Historiador francês percorre, com seu estilo saboroso característico, os significados do conceito desde as civilizações orais, passando pelas grandes religiões até chegar ao desenho do inferno na atualidade
A concepção do inferno é uma constante em todas as civilizações, desde os textos mais antigos da humanidade, que estão ligados às primeiras ideias religiosas, até os escritos contemporâneos de pensadores ateus. Seja como um lugar sombrio no além ou uma condição de angústia existencial experimentada neste mundo, o inferno é um conceito versátil, sujeito a adaptações de acordo com os diferentes tipos de sociedade. E é para investigar o percurso do inferno ao longo das civilizações que nasce História do inferno, do renomado historiador francês Georges Minois, que acaba de ganhar nova tiragem.
“O inferno está de mudança, ele troca o além pelo mundo terrestre”, registra Minois. “As religiões não podem negar oficialmente a existência de um inferno post mortem para os pecadores renitentes – existência que elas afirmaram durante tanto tempo –, mas esse inferno se tornou para elas um problema, mais que uma solução. Quando a questão é levantada na mídia, a resposta embaraçada dos teólogos é uma conversa fiada espiritualista e simbólica destinada a ‘despistar’.”
Ao longo de nove capítulos, o autor mostra a presença constante do conceito de inferno em diversas civilizações, desde as antigas sociedades orais, como a África negra e os infernos xamânicos, até as grandes religiões orientais antigas, incluindo os infernos mesopotâmicos e hinduístas. Explora também os infernos pagãos clássicos, como os gregos e o inferno existencial de Lucrécio, bem como os infernos bíblicos e hebraicos. Além disso, a obra aborda a evolução do inferno cristão, desde suas bases na tradição popular até as visões monásticas e teológicas. Discute ainda os derivados desse conceito no mundo muçulmano, o papel do inferno na Idade Média e suas representações artísticas e literárias. O autor analisa o apogeu e questionamento do inferno nos séculos XVII-XIX, incluindo seu endurecimento no século XIX e as críticas surgidas nesse período. Por fim, explora as metamorfoses do inferno nos séculos XIX-XX, destacando o recuo dos medos escatológicos e as transformações contemporâneas desse conceito.

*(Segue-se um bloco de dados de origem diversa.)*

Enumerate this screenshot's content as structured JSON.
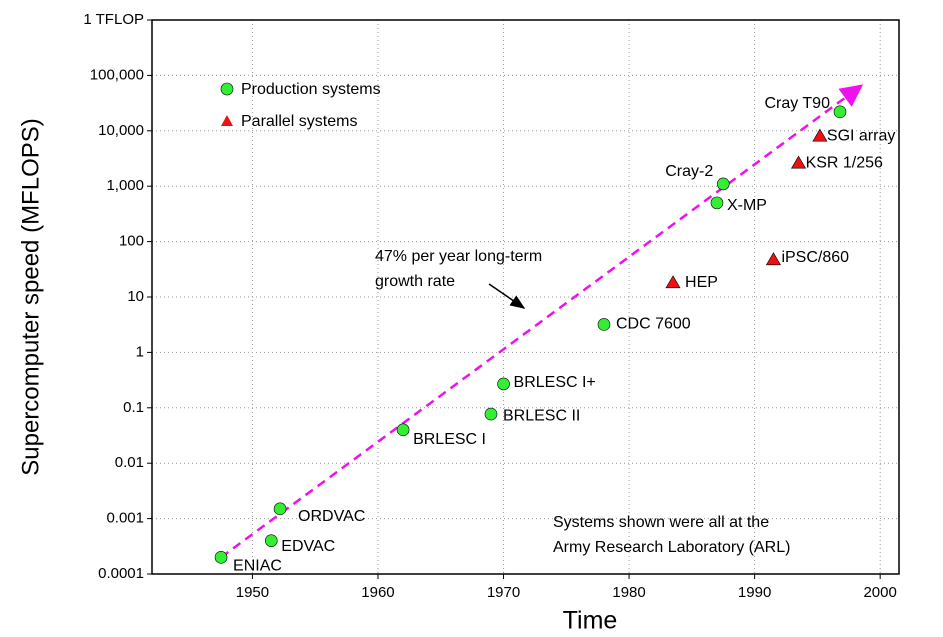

“Se o inferno do além não interessa mais a muita gente, o inferno terreno nunca foi tão popular: diariamente vemos suas imagens na tevê, e isso não comove mais. O século XXI se encaminha para ser sua apoteose: inaugurado pela queda das torres infernais do World Trade Center em 2001, seguida pela vaga terrorista jihadista, ele está indo direto para o inferno planetário anunciado pela poluição generalizada, a explosão demográfica e o desequilíbrio climático”, provoca. “O inferno das religiões pode ser relegado à história dos mitos, pode fechar suas portas: temos tudo de que precisamos na Terra, ultrapassando até mesmo as visões mais selvagens dos monges medievais. Mas será que o próprio termo “inferno”, tão banalizado, ainda faz sentido? A evolução do mito do inferno é um bom indicador das transformações éticas que estão ocorrendo em nossas sociedades; seu último avatar também revela as inquietações do mundo contemporâneo diante de um futuro mais incerto que nunca.”